A child’s first visit to the dentist should occur between the age of two or three or even earlier if something appears abnormal to the parent.
For the young child, the first dental visit should be a pleasant, exciting, rewarding experience. We want to make it this way for your child and it doesn’t just “happen”. We take special care in how we introduce a youngster to our office and we make the following suggestions to parents to assist us in making this important first experience a pleasant one.
- Very young children are upset by the vague fears of the unknown. Too much preparation will magnify these fears, so don’t overdo. It is usually best to tell your child about his first visit the night before, treating it as a normal experience to look forward to.
- Be natural and easy-going. If your child asks for more information, explain that the Dentist will be looking at their teeth to see that they are clean straight, and pretty and to see what a nice job your child does in brushing. Anything else, the Dentist will explain when he sees you. Such procedures as cleaning, X-rays, and fluoride application, when properly presented by myself and my staff, usually prove to be part of any exciting, interesting and happy occasion.
- Do not give your child instructions on how to behave (such as telling your child not to cry, or that they must sit still in the chair, or must be good, etc.) Do not promise bribes. Do not promise rewards.

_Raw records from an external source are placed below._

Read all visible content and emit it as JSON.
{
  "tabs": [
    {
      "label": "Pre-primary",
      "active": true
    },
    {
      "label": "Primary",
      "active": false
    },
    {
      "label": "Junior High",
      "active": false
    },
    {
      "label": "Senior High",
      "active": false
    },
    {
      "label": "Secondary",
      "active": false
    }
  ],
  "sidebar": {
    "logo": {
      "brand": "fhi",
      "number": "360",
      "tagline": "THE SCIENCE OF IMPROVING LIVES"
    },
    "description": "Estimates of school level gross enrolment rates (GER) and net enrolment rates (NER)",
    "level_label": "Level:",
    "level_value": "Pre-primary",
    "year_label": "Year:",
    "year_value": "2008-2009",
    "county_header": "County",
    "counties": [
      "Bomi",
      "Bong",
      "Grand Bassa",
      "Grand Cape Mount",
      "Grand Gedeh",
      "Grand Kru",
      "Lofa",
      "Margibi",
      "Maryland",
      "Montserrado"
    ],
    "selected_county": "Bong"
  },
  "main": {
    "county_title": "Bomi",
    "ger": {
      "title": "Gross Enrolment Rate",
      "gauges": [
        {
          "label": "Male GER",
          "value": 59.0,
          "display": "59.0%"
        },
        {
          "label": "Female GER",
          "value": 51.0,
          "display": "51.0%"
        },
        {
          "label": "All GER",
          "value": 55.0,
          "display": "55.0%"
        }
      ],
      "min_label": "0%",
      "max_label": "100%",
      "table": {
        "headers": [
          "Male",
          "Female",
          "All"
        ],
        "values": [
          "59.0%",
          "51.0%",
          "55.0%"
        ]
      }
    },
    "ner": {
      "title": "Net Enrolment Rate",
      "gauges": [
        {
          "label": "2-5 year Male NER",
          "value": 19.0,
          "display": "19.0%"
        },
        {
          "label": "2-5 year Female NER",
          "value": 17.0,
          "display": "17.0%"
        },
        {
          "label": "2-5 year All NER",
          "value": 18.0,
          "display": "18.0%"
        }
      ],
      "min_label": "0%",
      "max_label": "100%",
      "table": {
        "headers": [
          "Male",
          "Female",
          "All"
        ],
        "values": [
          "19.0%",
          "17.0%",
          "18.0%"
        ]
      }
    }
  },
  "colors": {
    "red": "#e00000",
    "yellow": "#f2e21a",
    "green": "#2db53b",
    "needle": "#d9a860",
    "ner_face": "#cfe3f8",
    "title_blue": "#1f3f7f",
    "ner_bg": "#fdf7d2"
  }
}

- The younger the child, the more important to schedule the visit early in the day. Make appointment days easy. See that your child is well rested. Don’t make other appointments (such as pediatrician or barber) before your dental visit.
- If you do anything “special”, dress up for the visit. Nothing will increase the expectation of a pleasant experience as much as “getting ready” in good clothes.
In short, treat the first dental visit as a normal part of being a child. This approach will enable your child to view this visit as an opportunity to meet some nice people who are interested in their smile, comfort and well-being.
Parents in the Treatment Room
Parents are encouraged to come into the treatment area only on the first visit. This allows you to see where your child will be treated. Sometimes, depending upon the age of your child, they may request to come back alone.
On the remaining appointments, the parents will remain in the reception room. Exceptions are made for handicapped children. We have found, and studies substantiate this, that children tend to do better in the dental situation separated from their parents. This allows the child to solely concentrate on what the dentist says. Likewise, it allows the dentist to concentrate on the child.
Radiographs (X-Rays) are necessary in order to ensure that nothing is missed during your child’s exam. They detect more than just cavities; they can allow our dentist to diagnose and treat conditions that will not be detected during a regular dental examination. This will help us discover potential problems at the earliest possible stage and prevent them from turning into big problems later. Using digital X-rays significantly limits your child’s exposure to radiation in order to keep them safe.
The American Academy of Pediatric Dentistry recommends that your child gets X-rays, cleanings and an exam every six months to a year.